For fine pearls, the foreign body enters the oyster by accident. In both cases, to defend itself the oyster neutralises the intruder by secreting concentric layers of nacre around it. The finer and more numerous the layers, the more opalescent the resulting pearl.
TRIO OF GOLD: YELLOW, WHITE AND PINK
These terms describe the combination of metal and fine gold used to produce 18 carat gold (also called 750/1000 gold) in jewel making. Pure gold (1000/1000 or 24 carat) is too easily deformed.
For 1000 thousandths, regardless of its final shade the gold will contain 750 thousandths of fine gold, and, depending on its colour: 125 thousandths of silver and 125 thousandths of copper for yellow gold; 200 thousandths of copper and 50 thousandths of silver for pink gold; 170 thousandths of palladium and 80 thousandths of copper for white gold (also called grey gold).
Note: since the use of nickel is now forbidden in jewel making, white gold combined with palladium alone produces the final white (or grey) shade after rhodium plating. This process of electrolysis may, depending on the type of skin (e.g. acidity) in contact, last for years or require further treatments over the years.

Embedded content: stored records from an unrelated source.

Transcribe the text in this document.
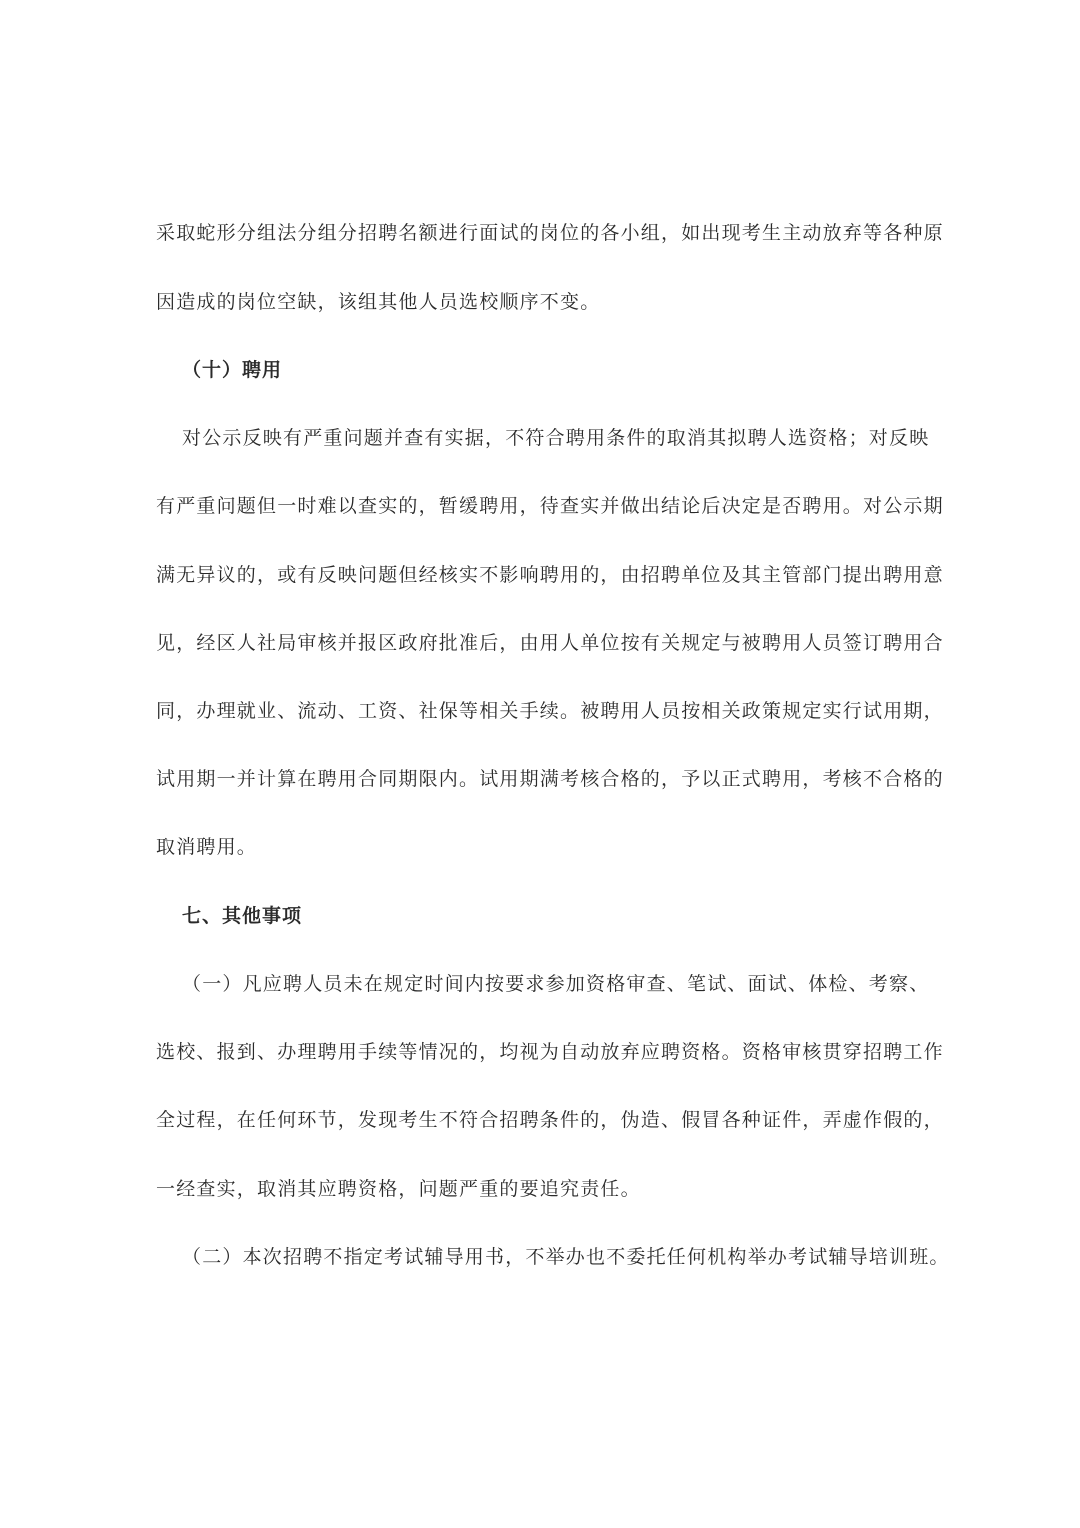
采取蛇形分组法分组分招聘名额进行面试的岗位的各小组，如出现考生主动放弃等各种原
因造成的岗位空缺，该组其他人员选校顺序不变。
（十）聘用
对公示反映有严重问题并查有实据，不符合聘用条件的取消其拟聘人选资格；对反映
有严重问题但一时难以查实的，暂缓聘用，待查实并做出结论后决定是否聘用。对公示期
满无异议的，或有反映问题但经核实不影响聘用的，由招聘单位及其主管部门提出聘用意
见，经区人社局审核并报区政府批准后，由用人单位按有关规定与被聘用人员签订聘用合
同，办理就业、流动、工资、社保等相关手续。被聘用人员按相关政策规定实行试用期，
试用期一并计算在聘用合同期限内。试用期满考核合格的，予以正式聘用，考核不合格的
取消聘用。
七、其他事项
（一）凡应聘人员未在规定时间内按要求参加资格审查、笔试、面试、体检、考察、
选校、报到、办理聘用手续等情况的，均视为自动放弃应聘资格。资格审核贯穿招聘工作
全过程，在任何环节，发现考生不符合招聘条件的，伪造、假冒各种证件，弄虚作假的，
一经查实，取消其应聘资格，问题严重的要追究责任。
（二）本次招聘不指定考试辅导用书，不举办也不委托任何机构举办考试辅导培训班。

This term is used to describe 925 sterling silver covered with a layer of gold at least 5 microns thick (compared to 'gold-plated', which has no minimum thickness and can cover any non-precious metal).
If the surface of a piece of vermeil jewellery has worn off over time, we can recoat it.
The hallmark (or maker’s hallmark, or responsible person’s hallmark): engraved inside a lozenge, its design is unique to each craftsman. Established in 1797, this lozenge certifies French manufacture. Imported items have a hallmark inside an oval lozenge. Take a magnifying glass to check our hallmark on your piece of jewellery... here it is:
The certifying hallmark: imposed and billed by the State Guarantee Service, certifies the ‘percentage of metal’ meets French norms: the eagle head for 750/1000 gold (i.e. 18 carat gold), Minerva head for 925/1000 silver, dog head for 950/1000 platinum.
Exempt from this hallmark: gold or platinum items weighing less than 3 grammes, and silver items less than 30 grammes; however they must still carry the maker’s hallmark, by which the craftsman attests his or her work conforms to its official description.